幸いにも、1ヶ月健診では周りの子に体重が追いつき、ベビーマッサージのおかげか早産だったと誰も思わないほどに大きくなりました。
うつ伏せを嫌がり、6ヶ月ごろ、腰が据わってから寝返りをしました。ハイハイは、つかまり立ちが始まってから始めました。発語は1歳過ぎたころ。歩き始めも、ゆっくりでした。
中二になった今、私の身長を抜いてくれようとしています。むしろ、体格を見て「スポーツしてるの?柔道?ラグビー?」と聞かれます。がっしりしてますが、美術部ですw

前出の記事にあるような、早産が長男の発達にどういう影響が出ているのかは、今のところ分かりません。
発達がのんびりに感じることはありましたが、それを早産と結びつけられたことはありません。

幸いにも、だと思います。

記事に寄せられたアンケートの記述には、共感するところもたくさんあります。

前向きな言葉に傷ついたり、悲観的な言葉にショックを受けたり。どちらも、悪意がないのだと思います。

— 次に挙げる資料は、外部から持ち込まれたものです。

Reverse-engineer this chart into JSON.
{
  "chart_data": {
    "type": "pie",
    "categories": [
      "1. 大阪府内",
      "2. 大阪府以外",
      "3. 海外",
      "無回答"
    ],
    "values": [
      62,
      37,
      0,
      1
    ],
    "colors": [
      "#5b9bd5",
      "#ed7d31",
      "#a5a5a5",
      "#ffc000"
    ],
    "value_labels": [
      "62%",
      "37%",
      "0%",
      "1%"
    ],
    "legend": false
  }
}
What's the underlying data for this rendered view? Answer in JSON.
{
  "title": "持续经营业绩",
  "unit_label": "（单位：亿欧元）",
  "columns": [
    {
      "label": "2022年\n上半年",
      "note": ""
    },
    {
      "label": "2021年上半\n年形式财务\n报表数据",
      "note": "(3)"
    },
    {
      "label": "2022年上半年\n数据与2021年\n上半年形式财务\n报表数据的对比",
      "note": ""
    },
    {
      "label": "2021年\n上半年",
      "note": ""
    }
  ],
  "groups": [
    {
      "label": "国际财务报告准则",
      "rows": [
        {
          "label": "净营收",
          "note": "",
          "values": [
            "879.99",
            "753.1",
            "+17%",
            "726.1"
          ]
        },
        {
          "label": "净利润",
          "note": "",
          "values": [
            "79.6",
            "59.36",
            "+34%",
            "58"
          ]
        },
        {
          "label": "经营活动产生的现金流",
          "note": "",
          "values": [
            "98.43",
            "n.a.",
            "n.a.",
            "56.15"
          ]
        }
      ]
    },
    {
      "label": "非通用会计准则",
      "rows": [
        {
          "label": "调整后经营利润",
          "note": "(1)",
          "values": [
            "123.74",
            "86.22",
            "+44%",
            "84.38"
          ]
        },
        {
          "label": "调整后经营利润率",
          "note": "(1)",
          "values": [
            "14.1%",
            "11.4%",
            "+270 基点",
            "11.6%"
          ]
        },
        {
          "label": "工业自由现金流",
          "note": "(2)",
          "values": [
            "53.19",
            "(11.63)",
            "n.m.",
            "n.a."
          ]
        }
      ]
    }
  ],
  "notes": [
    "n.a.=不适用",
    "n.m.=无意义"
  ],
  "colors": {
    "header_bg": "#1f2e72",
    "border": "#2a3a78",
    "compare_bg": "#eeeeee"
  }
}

私が思うのは、今目の前にいるその子を愛おしく思ってもらえれば、それで十分なのではないかということ。

「笑うと目が細くなるねぇ、かわいいねぇ」とか、そういうことが私は嬉しかったし、道ゆく人に「あら、かわいいわねぇ」と声をかけてもらって「あ、この子は可愛いんだな」って思うことができて、愛おしくなりました。

目の前の我が子を、同じように愛してくれる人が身近にいたことで、私は今日まで子育てが出来ています。